Kmart’s blue light fades to black as it closes its last large-scale U.S. store
NEW YORK — Attention Kmart shoppers, the end is near!
The former retail giant, known for its Blue Light specials — featuring a flashing blue globe attached to a pole inviting shoppers to a flash sale — is closing its last large-scale store in the Americas.
The store, located in the upscale Bridgehampton, N.Y., Long Island neighborhood, is scheduled to close Oct. 20, according to Denise Rivera, an employee who answered the phone at the store Monday night. The manager was unavailable, she said.
That leaves just one small Kmart store in Miami. The company has a handful of stores in Guam and the U.S. Virgin Islands.
Transformco, the company that bought the assets of Sears and Kmart during the 2019 bankruptcy of Sears Holdings, did not immediately respond to an email seeking comment.
At its peak, there were more than 2,000 Kmarts in the United States.

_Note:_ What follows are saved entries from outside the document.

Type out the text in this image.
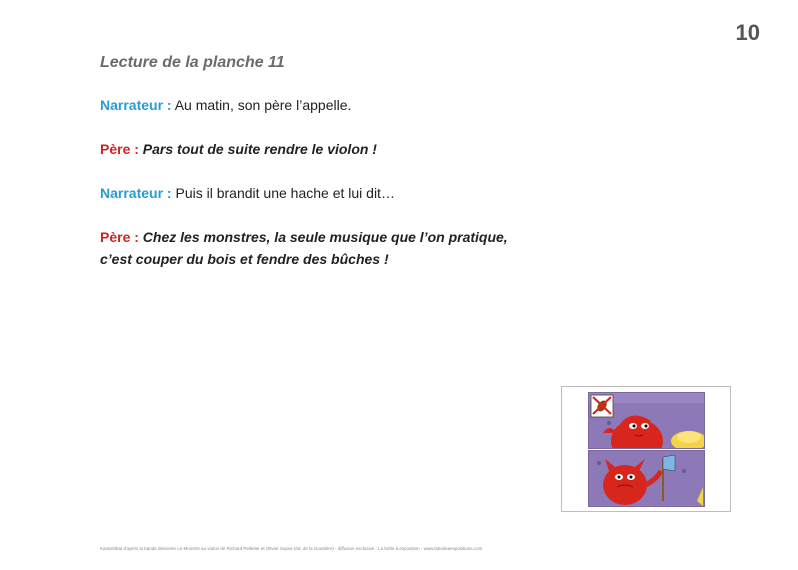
10
Lecture de la planche 11
Narrateur : Au matin, son père l’appelle.
Père : Pars tout de suite rendre le violon !
Narrateur : Puis il brandit une hache et lui dit…
Père : Chez les monstres, la seule musique que l’on pratique,
c’est couper du bois et fendre des bûches !
Kamishibaï d’après la bande dessinée Le Monstre au violon de Richard Pelletier et Olivier Supiot (éd. de la Gouttière) - diffusion exclusive : La boîte à exposition - www.laboiteaexpositions.com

Faced with competition from Walmart’s low prices and Target’s trendier offerings, Kmart filed for Chapter 11 bankruptcy protection in early 2002 – becoming the largest U.S. retailer to do so – and announced the closure of more than 250 stores.
A few years later, hedge fund executive Edward Lampert merged Sears and Kmart and vowed to return them to their former greatness. But the 2008 recession and Amazon’s growing dominance helped derail that mission. Sears filed for bankruptcy protection in 2018 and it now has only a handful of stores left in the United States, where it once had thousands.